To Brat, that’s being in support of “amnesty.” Cantor, who breezed through the sun-drenched festival five hours after Brat had arrived — and by that time, they were out of berries — disputes Brat’s characterization.

“My position on immigration has never wavered,” Cantor told the Richmond Times Dispatch. Cantor has voted multiple times to heighten border security and has opposed immigration reform measures like the DREAM Act.

“I oppose Senate Democrats’ comprehensive bill that offered blanket amnesty, and refuse to allow it a vote in the House,” he continued, adding, “We all know that our immigration system is broken, and we should make reforms in a step-by-step approach. We should be able to find common ground when it comes to securing the border and addressing children who did not break any laws and were brought here at no fault of their own and know no other country as home.”

Advocates argue the Senate bill was not “blanket amnesty,” because it took about 13 years with a fine, a clean criminal record and going to the back of the line to qualify for citizenship. Still, a path to citizenship has been a non-starter in the House.

President Obama has indicated an openness to work on piecemeal measures, as House Republicans like Speaker John Boehner and Cantor have wanted. But Boehner continues to say that a lack of “trust” among those in his conference in the president is preventing action on immigration.

House Majority Leader Eric Cantor at the Ashland Strawberry Faire. Photo by Rachel Wellford

House Majority Leader Eric Cantor at the Ashland Strawberry Faire. Photo by Rachel Wellford

“The problem is that the guy’s been talking out of both sides of his mouth,” said Frank Sharry, executive director for one of the leading immigration advocacy groups, America’s Voice, about Cantor. “On one hand, he has been saying for over a year that the Republicans have to do something on immigration reform — and then Brat emerges and decides to make immigration the dividing issue of the primary.”

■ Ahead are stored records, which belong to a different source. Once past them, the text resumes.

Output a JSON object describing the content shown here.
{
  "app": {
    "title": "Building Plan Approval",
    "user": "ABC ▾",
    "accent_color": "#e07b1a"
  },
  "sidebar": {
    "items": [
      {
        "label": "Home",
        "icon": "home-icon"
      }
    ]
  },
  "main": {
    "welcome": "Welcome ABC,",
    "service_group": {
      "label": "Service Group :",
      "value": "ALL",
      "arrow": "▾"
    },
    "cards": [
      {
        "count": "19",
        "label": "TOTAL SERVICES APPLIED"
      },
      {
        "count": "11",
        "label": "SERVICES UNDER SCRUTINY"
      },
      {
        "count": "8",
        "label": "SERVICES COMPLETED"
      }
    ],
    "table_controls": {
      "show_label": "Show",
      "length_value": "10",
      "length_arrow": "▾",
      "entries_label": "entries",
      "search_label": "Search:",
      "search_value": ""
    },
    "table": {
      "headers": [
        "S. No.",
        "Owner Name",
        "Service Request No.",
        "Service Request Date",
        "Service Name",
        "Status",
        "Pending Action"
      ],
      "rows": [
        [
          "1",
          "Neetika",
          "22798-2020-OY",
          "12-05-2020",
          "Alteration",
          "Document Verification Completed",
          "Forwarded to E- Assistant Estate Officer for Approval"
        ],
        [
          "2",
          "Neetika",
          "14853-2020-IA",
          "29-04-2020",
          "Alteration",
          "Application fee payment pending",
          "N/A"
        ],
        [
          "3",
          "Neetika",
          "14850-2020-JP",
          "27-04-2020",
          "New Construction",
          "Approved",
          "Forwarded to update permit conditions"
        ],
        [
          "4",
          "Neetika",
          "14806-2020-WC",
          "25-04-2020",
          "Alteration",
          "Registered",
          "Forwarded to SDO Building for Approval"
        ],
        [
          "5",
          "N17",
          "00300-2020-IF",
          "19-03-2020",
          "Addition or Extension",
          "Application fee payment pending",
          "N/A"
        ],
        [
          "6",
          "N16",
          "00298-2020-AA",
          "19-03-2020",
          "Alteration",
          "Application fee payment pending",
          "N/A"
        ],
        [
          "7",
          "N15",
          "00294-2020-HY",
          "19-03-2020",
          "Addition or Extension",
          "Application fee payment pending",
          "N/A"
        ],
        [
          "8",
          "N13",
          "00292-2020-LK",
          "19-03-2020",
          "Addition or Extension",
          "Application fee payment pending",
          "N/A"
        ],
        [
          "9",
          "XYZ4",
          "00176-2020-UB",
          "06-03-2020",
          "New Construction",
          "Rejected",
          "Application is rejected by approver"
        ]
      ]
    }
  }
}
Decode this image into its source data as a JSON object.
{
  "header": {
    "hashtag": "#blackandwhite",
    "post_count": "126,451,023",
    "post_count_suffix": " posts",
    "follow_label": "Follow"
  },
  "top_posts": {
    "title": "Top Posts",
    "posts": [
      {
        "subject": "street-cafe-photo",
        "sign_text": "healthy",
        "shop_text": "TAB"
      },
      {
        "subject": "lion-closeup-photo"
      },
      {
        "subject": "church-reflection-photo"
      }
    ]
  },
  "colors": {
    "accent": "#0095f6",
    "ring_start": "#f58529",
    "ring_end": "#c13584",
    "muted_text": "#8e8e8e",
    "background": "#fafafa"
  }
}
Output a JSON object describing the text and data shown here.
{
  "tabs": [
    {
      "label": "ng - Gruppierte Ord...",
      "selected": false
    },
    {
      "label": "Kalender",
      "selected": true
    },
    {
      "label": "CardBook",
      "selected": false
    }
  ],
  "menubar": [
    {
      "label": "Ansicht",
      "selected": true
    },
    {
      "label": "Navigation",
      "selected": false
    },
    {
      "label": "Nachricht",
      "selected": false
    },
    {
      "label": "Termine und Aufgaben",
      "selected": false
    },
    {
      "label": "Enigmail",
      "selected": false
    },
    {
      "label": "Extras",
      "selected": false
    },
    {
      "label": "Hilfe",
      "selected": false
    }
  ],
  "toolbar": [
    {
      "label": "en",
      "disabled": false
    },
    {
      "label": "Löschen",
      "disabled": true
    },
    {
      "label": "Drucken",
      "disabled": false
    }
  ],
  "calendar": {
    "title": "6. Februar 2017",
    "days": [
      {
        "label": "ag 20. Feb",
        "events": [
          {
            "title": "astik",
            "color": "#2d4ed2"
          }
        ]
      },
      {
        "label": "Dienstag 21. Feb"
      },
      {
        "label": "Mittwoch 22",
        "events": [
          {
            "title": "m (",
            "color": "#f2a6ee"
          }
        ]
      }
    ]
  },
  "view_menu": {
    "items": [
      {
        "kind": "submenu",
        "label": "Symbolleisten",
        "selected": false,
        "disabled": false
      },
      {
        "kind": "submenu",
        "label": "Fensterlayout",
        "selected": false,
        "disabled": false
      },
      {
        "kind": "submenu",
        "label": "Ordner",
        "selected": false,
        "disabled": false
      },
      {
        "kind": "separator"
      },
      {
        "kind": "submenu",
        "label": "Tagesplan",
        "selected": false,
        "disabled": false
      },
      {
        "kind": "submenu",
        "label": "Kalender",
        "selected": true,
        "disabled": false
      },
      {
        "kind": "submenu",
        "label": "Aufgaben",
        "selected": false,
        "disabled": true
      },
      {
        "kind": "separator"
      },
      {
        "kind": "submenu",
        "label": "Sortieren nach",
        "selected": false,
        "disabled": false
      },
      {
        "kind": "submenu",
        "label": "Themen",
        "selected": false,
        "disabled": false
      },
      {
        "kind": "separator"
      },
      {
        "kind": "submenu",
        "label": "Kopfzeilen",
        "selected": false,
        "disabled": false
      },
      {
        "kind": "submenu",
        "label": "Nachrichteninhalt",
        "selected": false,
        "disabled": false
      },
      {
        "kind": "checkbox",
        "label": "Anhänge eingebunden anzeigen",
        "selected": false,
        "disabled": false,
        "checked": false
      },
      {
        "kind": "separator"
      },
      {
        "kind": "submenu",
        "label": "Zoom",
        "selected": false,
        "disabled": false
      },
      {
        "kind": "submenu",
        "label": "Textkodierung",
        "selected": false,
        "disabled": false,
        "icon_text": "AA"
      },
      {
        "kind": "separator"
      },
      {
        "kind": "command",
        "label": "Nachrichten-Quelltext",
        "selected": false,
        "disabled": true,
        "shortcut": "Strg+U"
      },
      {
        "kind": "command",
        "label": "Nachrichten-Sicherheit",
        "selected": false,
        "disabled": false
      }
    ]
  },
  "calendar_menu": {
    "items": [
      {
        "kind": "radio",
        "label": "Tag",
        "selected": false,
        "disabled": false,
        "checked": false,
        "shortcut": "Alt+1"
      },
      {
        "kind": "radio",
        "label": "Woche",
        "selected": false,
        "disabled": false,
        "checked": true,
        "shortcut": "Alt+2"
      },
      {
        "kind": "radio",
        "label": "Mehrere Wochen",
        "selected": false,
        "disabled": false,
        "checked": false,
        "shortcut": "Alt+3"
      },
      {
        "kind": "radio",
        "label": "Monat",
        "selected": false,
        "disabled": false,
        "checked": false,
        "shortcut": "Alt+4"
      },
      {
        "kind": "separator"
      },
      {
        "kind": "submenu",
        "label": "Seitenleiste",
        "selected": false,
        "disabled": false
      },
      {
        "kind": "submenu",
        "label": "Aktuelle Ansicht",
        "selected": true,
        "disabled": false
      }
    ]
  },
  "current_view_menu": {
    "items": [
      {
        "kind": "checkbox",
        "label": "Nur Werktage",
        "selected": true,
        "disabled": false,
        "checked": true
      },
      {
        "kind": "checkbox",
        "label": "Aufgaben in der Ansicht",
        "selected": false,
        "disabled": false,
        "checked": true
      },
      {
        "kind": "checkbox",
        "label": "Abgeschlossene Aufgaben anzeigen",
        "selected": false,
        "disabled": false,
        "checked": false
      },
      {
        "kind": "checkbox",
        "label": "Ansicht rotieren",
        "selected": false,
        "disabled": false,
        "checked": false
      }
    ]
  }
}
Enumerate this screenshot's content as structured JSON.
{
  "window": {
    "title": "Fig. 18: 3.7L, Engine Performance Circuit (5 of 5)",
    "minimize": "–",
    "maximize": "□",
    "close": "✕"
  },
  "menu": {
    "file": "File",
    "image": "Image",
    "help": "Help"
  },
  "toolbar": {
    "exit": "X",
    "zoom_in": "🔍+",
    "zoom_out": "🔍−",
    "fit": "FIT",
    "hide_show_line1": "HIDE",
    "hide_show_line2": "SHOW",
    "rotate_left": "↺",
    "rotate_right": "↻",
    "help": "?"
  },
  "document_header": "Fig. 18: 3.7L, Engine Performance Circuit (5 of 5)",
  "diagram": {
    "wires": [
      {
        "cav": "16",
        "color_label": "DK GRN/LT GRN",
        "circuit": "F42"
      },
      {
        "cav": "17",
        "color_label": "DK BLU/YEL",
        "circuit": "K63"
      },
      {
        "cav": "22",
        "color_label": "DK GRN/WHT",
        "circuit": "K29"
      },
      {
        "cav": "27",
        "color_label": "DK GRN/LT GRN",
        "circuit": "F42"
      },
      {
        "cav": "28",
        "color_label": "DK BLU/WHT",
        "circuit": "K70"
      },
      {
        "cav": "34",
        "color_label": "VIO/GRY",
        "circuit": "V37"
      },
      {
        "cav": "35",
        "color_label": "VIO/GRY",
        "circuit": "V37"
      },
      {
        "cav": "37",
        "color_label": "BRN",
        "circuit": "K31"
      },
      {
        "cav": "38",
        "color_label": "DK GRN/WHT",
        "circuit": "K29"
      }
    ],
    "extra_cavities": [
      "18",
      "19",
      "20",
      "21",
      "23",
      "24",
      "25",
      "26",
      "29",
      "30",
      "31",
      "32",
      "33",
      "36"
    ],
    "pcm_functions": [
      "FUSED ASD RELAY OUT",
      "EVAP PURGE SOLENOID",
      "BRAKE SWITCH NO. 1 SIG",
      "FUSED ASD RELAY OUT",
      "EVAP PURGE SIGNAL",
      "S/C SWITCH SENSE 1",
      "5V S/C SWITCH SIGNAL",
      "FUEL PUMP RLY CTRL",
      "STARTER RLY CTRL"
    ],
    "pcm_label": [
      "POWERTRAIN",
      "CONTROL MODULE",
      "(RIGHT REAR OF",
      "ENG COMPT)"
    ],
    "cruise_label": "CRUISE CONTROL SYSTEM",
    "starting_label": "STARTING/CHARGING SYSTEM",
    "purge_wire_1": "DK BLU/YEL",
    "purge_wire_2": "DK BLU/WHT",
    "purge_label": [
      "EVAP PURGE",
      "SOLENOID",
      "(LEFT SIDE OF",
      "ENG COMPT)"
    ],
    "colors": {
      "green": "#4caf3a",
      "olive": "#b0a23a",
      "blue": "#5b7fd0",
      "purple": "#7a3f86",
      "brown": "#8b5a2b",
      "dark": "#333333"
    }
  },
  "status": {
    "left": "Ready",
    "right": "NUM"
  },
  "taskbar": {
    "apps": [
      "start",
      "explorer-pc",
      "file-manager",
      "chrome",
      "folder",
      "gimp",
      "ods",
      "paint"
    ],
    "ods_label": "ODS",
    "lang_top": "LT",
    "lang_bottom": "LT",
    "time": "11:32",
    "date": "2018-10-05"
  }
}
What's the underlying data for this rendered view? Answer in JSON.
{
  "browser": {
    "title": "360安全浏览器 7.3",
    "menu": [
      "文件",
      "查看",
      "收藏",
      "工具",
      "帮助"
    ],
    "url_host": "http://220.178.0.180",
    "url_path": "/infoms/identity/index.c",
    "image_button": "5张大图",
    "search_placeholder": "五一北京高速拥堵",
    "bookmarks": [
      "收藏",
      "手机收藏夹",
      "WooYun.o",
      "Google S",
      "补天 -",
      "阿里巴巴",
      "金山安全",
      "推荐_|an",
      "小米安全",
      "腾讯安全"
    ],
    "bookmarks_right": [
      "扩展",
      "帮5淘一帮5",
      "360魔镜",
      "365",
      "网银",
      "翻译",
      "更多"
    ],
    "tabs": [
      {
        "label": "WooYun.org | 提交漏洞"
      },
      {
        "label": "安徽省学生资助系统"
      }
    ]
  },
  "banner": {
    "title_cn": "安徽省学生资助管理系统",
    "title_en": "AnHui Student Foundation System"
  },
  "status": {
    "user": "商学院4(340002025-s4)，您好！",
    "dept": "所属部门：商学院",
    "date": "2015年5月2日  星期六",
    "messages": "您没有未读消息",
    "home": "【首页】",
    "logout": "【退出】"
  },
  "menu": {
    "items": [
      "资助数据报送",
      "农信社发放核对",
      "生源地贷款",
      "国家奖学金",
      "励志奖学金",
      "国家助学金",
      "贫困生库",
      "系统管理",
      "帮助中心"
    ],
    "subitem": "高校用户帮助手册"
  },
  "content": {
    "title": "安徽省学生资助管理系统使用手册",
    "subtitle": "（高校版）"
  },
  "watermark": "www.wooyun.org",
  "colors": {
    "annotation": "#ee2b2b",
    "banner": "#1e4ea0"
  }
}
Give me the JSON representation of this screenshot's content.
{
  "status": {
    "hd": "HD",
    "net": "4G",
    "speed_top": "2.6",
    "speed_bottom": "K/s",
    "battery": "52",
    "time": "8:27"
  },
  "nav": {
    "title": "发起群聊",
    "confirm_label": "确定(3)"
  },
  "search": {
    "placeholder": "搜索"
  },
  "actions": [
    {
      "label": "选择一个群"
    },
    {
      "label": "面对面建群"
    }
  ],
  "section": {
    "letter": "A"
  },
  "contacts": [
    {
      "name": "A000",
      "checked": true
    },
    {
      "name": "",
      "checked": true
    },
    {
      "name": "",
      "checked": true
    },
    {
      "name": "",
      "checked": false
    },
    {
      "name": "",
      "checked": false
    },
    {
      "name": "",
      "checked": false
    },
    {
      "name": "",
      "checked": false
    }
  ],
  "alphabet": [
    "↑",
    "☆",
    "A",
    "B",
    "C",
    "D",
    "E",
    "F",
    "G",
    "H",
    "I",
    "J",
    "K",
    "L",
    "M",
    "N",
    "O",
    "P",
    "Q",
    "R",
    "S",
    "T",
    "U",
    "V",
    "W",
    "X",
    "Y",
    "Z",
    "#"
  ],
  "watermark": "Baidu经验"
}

Using immigration as a motivator, Brat, who has campaigned to be Cantor’s “term limit”, has gained tea party support and even picked off some former Cantor backers.

Ron Hedlund, who owns a small industrial repair business in Richmond, is a former volunteer for Cantor, but said he can no longer back his congressman.

“[Cantor’s] interests have turned toward large corporations, and he’s not looking out for my interests,” Hedlund said at the strawberry festival, as locals waded through stands filled with homemade goods and food trucks serving everything from barbecue to strawberry shortcake. “That’s why I have changed, and now I’m supporting Dave Brat.”

Brat has also picked up support from some local Republican groups. At the district’s GOP convention in May, for example, Brat topped Cantor by more than 40 points in the straw poll.

Despite some of those grassroots gains, Brat faces the reality of two major roadblocks: experience and money.

In 2012, Cantor won the Republican primary with 79 percent of the vote. He has been the House majority leader since 2011, and has served in the Republican leadership since 2003.

“He has great experience and leadership,” said Chris Erb, a supporter of Eric Cantor’s at the festival. “I think that he is obviously well above the competition as far as experience level.”

On top of that, Brat has been woefully outspent. Brat had less than $84,000 cash on hand and only spent about $123,000, as of May 21. Cantor’s campaign, on the other hand, has spent more than $5 million during the 2013-2014 cycle, with $1.5 million cash on hand.

A Cantor aide told the NewsHour that although they are confident about winning reelection, “we are taking the election seriously,” adding that they have never taken an election lightly.

By the end of April, Cantor began to put out multiple television ads and a series of mailers attacking Brat. In fact, the campaign tried to label him a “liberal college professor”, who supported tax increases proposed by former Democratic Gov. Tim Kaine.

Brat rejects that depiction, but feels that all of the negative campaigning is a sign of something good.

“They know it’s a horse race,” Brat said. “It’s going to be neck and neck, and I think we’re going to win it.”